Atıştırmalıkların dünya çapındaki tüketimi artıyor
- Katılımcıların yüzde 65’i, bu salgının toplum olarak atıştırmalıkları nasıl tükettiğimiz üzerinde uzun vadeli bir etkisi olacağına inanıyor.
- Dünya çapında yetişkinlerin yüzde 64’ü daha az sayıda büyük porsiyonlu öğünler yerine küçük atıştırmalıklar yemeye devam etmeyi planladıklarını söylüyor.
- Her 10 kişiden 6’sı, atıştırmalığın pandemi sona erdikten sonra bile “yeni normallerinin” bir parçası olacağını ifade ediyor.
Pandemi sürecinde güzel anıları canlandıran, nostaljik atıştırmalıklar tercih edildi
- Atıştırmalık tüketiminin ardındaki bir numaralı itici güç rahatlık hissi oldu. Pandemi sürecinde, dünya çapındaki yetişkinlerin yarısından fazlası çocukken tükettikleri nostaljik atıştırmalık markalarına ve güzel anıları canlandıran atıştırmalıklara yöneldi.
- Anket katılımcılarının üçte ikisi, atıştırmalık tükettikleri zamanın gün içerisinde huzur buldukları ve iyi hissettikleri anlardan biri olduğunu söylüyor.
Atıştırmalıklar aynı zamanda bir lokmalık tatmin ve huzur anı da sunuyor; ankete katılanların çoğu atıştırmalık tüketmenin bu yılın zorluklarından bir nebze olsun uzaklaşmalarını sağladığını belirtiyor.
- Katılımcıların yüzde 66’sı “Atıştırmalıklar gün içerisinde ödüllendirilme ve tatmin hissi veren birkaç şeyden biri” ifadesini kullanırken, yüzde 65’i ise atıştırmalıkların kendilerine ihtiyaç duydukları anları yaşattığını dile getiriyor.
Tüketicilerin atıştırmalık satın alma şekli hızla değişiyor
- Dünya çapındaki yetişkinlerin yarısı, mağazada fiziki olarak yaptıklarından daha sık online olarak atıştırmalık alışverişi yapmaya başladıklarını dile getirirken, her 10 kişiden 7’si ise salgın sona erdiğinde online atıştırmalık alışverişine devam etmeyi planladığını söylüyor.

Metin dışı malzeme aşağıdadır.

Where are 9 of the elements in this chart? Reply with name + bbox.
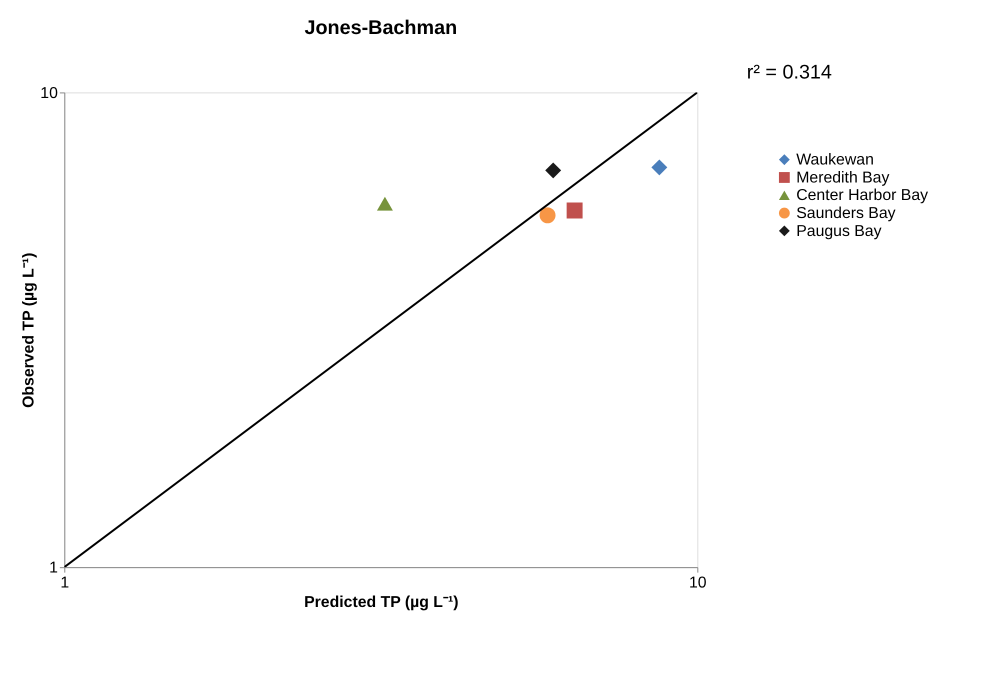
legend-label: Saunders Bay xyxy=(796,205,896,222)
chart-title: Jones-Bachman xyxy=(304,17,458,40)
text: r² = 0.314 xyxy=(746,62,832,84)
legend-label: Center Harbor Bay xyxy=(796,187,928,204)
x-axis-title: Predicted TP (µg L⁻¹) xyxy=(304,594,458,612)
legend-label: Waukewan xyxy=(796,152,874,169)
legend-label: Paugus Bay xyxy=(796,222,882,240)
y-axis-title: Observed TP (µg L⁻¹) xyxy=(20,252,38,408)
legend-label: Meredith Bay xyxy=(796,169,890,186)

Van de Put, “Atıştırmalık Raporu çalışmamızın sonuçları, yalnızca atıştırmalıkların ailelere ve bireylere sunduğu değerin altını çizmekle kalmıyor, aynı zamanda dünya çapındaki tüketicilerimizin değişen ihtiyaçlarını daha iyi anlamamıza yardımcı olarak bu doğrultuda daha iyi adapte olmamızı ve onlara istedikleri atıştırmalıkları, istedikleri yerde, zamanda ve şekilde sunmaya devam etmemizi sağlıyor,” dedi.